Andreas Rockstroh hat sich ja inzwischen als Schatzgräber einen Namen gemacht. Seine Editionen mit unbekannter Orgelmusik der Romantiker in diversen Verlagen zeichnen sich durch hohen praktischen Nutzwert und inhaltliche Originalität aus. Ganz auf dieser Linie liegt seine Reihe bei Bärenreiter. Obwohl die Bände freie und choralgebundene Werke enthalten, ordne ich sie unter den freien Werken ein, denn auch die Choralvorspiele sind – meist allein schon wegen der Länge – eher gottesdienstliche Rahmenmusiken als Choraleinleitungen. Außerdem sind aus Gründen der klanglichen Ästhetik nicht alle Choralbearbeitungen in die heute üblichen Tonarten transponiert.                                                                                      
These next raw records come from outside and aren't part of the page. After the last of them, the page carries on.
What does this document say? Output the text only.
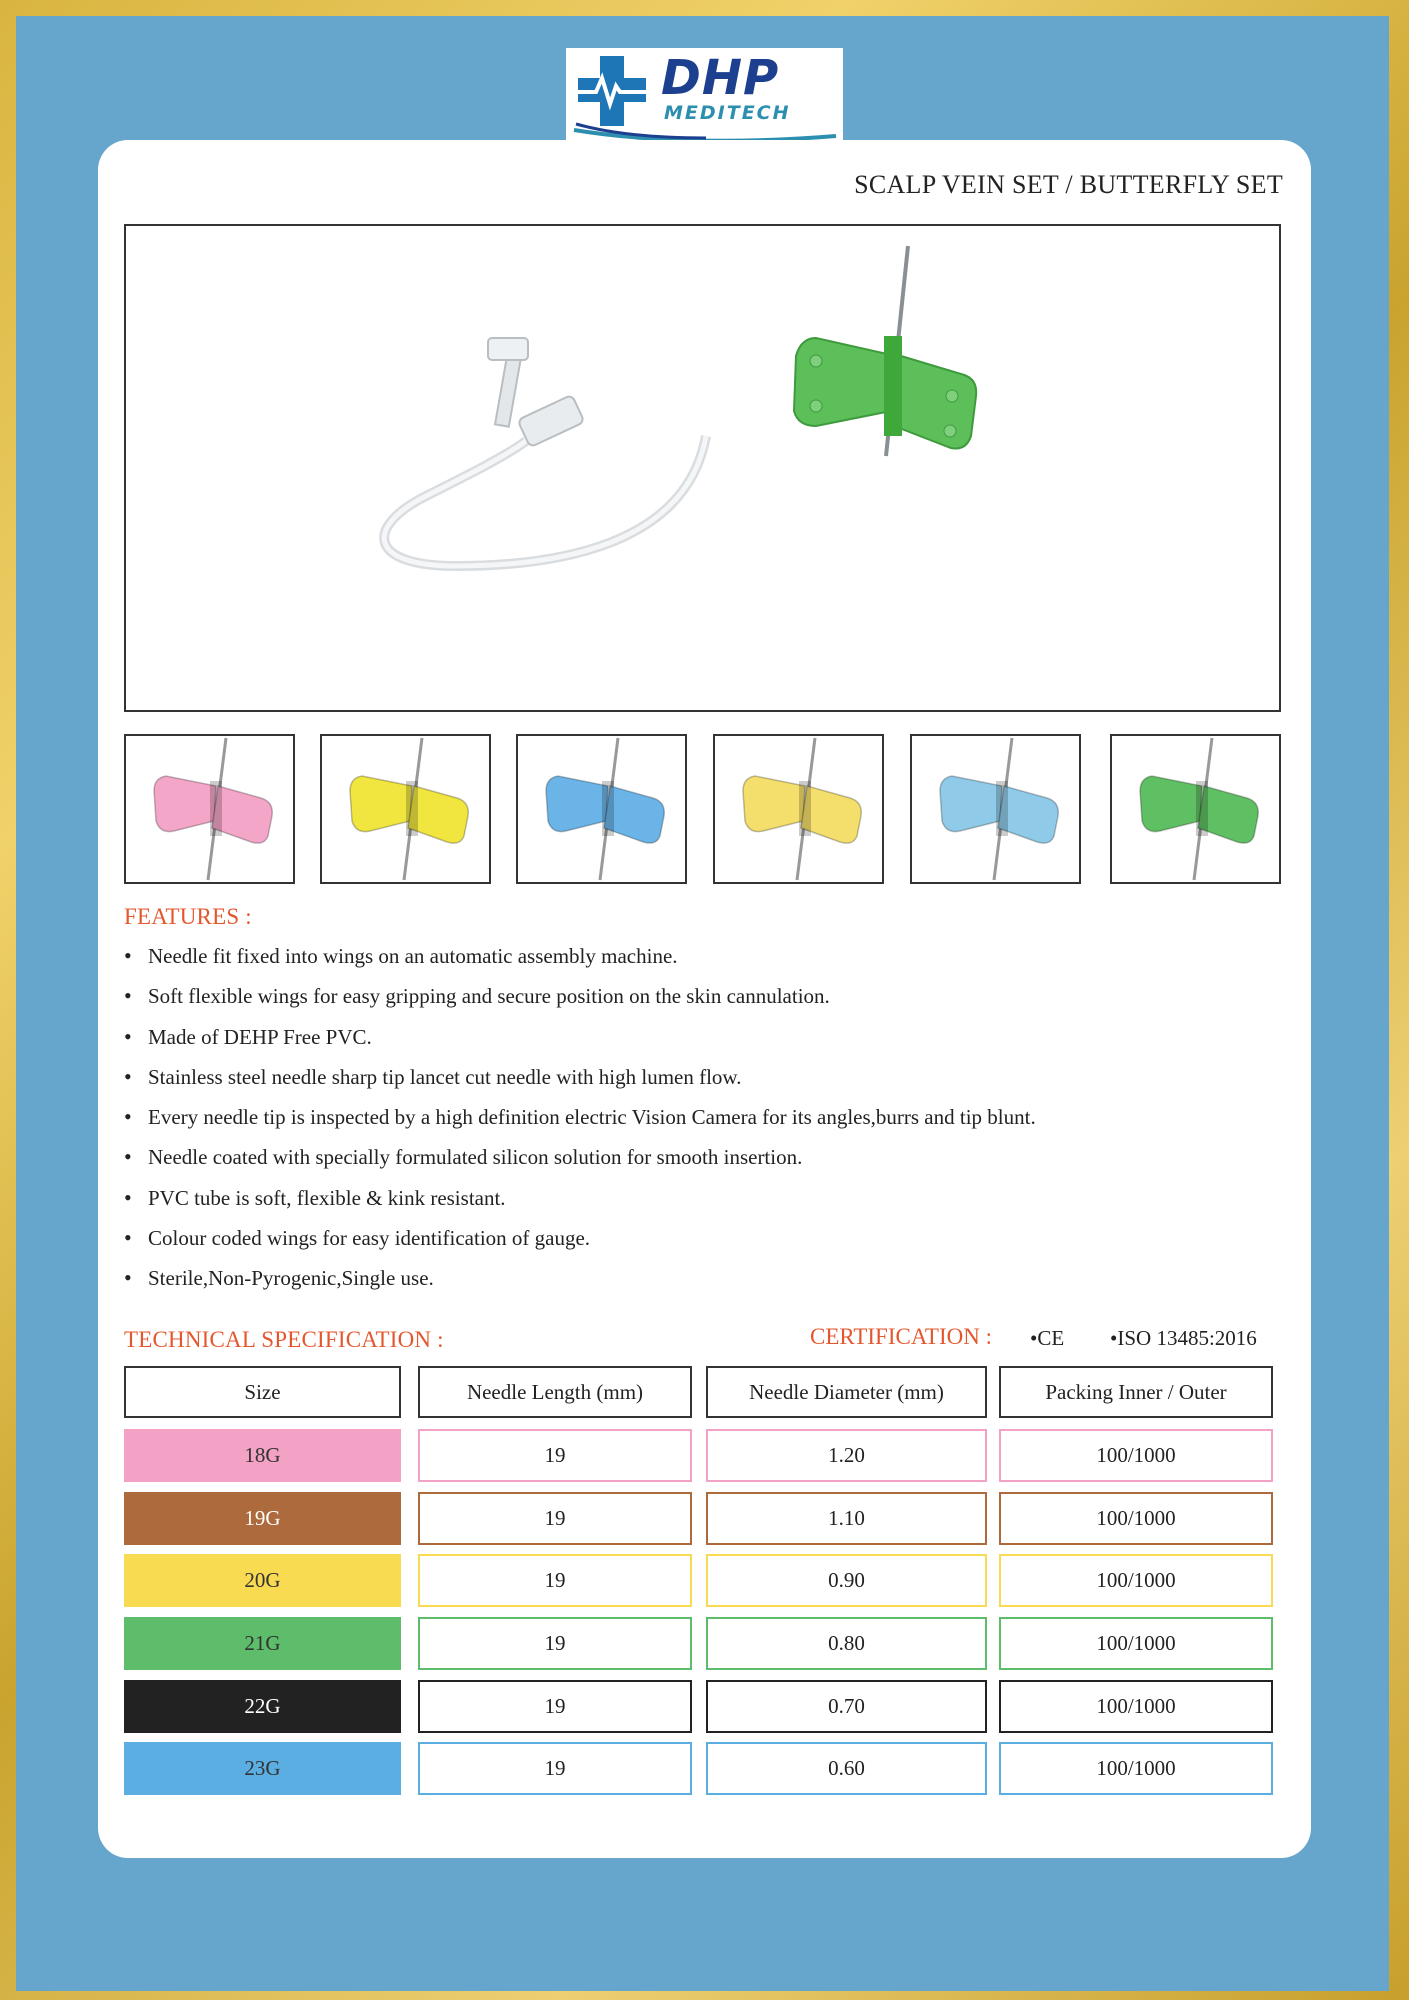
DHP
MEDITECH
SCALP VEIN SET / BUTTERFLY SET
FEATURES :
• Needle fit fixed into wings on an automatic assembly machine.
• Soft flexible wings for easy gripping and secure position on the skin cannulation.
• Made of DEHP Free PVC.
• Stainless steel needle sharp tip lancet cut needle with high lumen flow.
• Every needle tip is inspected by a high definition electric Vision Camera for its angles,burrs and tip blunt.
• Needle coated with specially formulated silicon solution for smooth insertion.
• PVC tube is soft, flexible & kink resistant.
• Colour coded wings for easy identification of gauge.
• Sterile,Non-Pyrogenic,Single use.
TECHNICAL SPECIFICATION :	CERTIFICATION : •CE •ISO 13485:2016
Size	Needle Length (mm)	Needle Diameter (mm)	Packing Inner / Outer
18G	19	1.20	100/1000
19G	19	1.10	100/1000
20G	19	0.90	100/1000
21G	19	0.80	100/1000
22G	19	0.70	100/1000
23G	19	0.60	100/1000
„Orgelmusik zu Lob und Dank“, bei Bärenreiter als BA 8494 erschienen, heißt Rockstrohs jüngste Publikation. Auf 109 Seiten findet sich viel Wirkungsvolles über die gängigen protestantischen Festchoräle von den „üblichen Verdächtigen“ wie Piutti (Fest-Hymnus op. 20, sehr pompicht mit eher versteckt eingearbeitetem „Nun danket alle Gott“), Forchhammer, Herzogenberg etc. – aber auch eine „Frühlingsfantasie“ des Stettiners Gustav Flügel, die nicht nur schwungvoll-programmatischen, sondern auch konzertanten Anspruch erhebt. Generell gilt für die 17 Opera dieses Bandes, daß sie durchaus schwieriger sind als die Stücke in den bisherigen Rockstroh-Publikationen. Dabei wird es allerdings nie so richtig virtuos, wenngleich z.B. Uso Seiferts „Fantasie über „Lobe den Herren, den mächtigen König“ schon etwas Geläufigkeit braucht, dann aber wirklich eindrucksvoll klingt (wenn die Orgel es hergibt). In „Orgelmusik zur Passions- und Osterzeit“ (BA 2910) hat Rockstroh dasselbe Prinzip angewandt. Neben wenigen freien Werken finden sich vor allem sehr affektgeladene Choralbearbeitungen im Passionsteil. Bemerkens- und spielenswert scheint mir vor allem eine „In memoriam“ betitelte „Introduktion und Fuge mit Choral“ des zu Lebzeiten hochgeschätzten Opern- und Salonmusikkomponisten Carl Reinecke. Hätte ich den Band eine Woche früher bekommen, hätte ich das Stück für den Karfreitag in Erwägung gezogen, denn es zitiert im Schlußteil deutlichst den Choral „O Haupt voll Blut und Wunden“. Unter den Arbeiten für Ostern gibt es eine imposante Fantasie (eigentlich Introduktion und Fuge) von Max Gulbins über „Christ lag in Todesbanden“. Damit habe ich meine Gemeinde dann am Ostermontag „hinausgeorgelt“. Auch für diesen Band gilt: An allen Stücken muß man arbeiten, aber sie sind durchaus gut machbar und sehr effektvoll. Druckbild und Notensatz (Hochformat) sind in beiden Bänden über jede Kritik erhaben. Aber bei Bärenreiter ist man das ja gewohnt. Neugierig bin ich geworden auf die beiden weiteren Hefte der Reihe: „Orgelmusik zu Trauungen“ (BA 8200) und „Orgelmusik zu Weihnachten“ (BA 8495). Mal sehen, ob mein Etat das im Lauf des Jahres hergibt.

Die Sammlungen aus der Strube-Edition sind ebenfalls durchweg von hohem praktischem Nutzen. Karl-Peter Chilla hat dort unter dem Titel „Maestoso“ „feierliche leicht ausführbare Ein- und Auszugsstücke für Festgottesdienst und Hochamt“ herausgegeben, wie es im Untertitel heißt. Die genannten Attribute treffen auf die 16 überwiegend freien Kompositionen durchweg zu. Darunter befinden sich z.B. die nette „Sortie D-Dur“ von César Franck, die m.W. bisher nur in der Franck-Uralt-Harmonium-Sammlung „L’organiste Vol. II“ abgedruckt war – seit Urzeiten eines meiner Zugabenstücke und Hochzeitsfavoriten (obwohl das Motiv aus einem franz. Weihnachtslied stammt – aber das muß man ja nicht verraten!). Jede Menge Pomp bietet auch Lemmens’ „Marche pontificale“, deren vollgriffigen Satz der Herausgeber spielerfreundlich entschärft hat, ohne zu sehr in die Substanz einzugreifen. Unter den Choralbearbeitungen gibt es „Was Gott tut, das ist wohlgetan“ – eigentlich die Schlußapotheose von Liszts „Weinen, Klagen …“, ein Arrangement, das mit ausgetüftelter Klangregie vom pp bis zur akustischen Breitseite den Einsatz aller Klangressourcen in knapp 40Takten ermöglicht. Theodor Drahts schönes CVS „Lobe den Herren, den mächtigen König“ hat der Hg. dankenswerterweise in (original-) G und in F aufgenommen.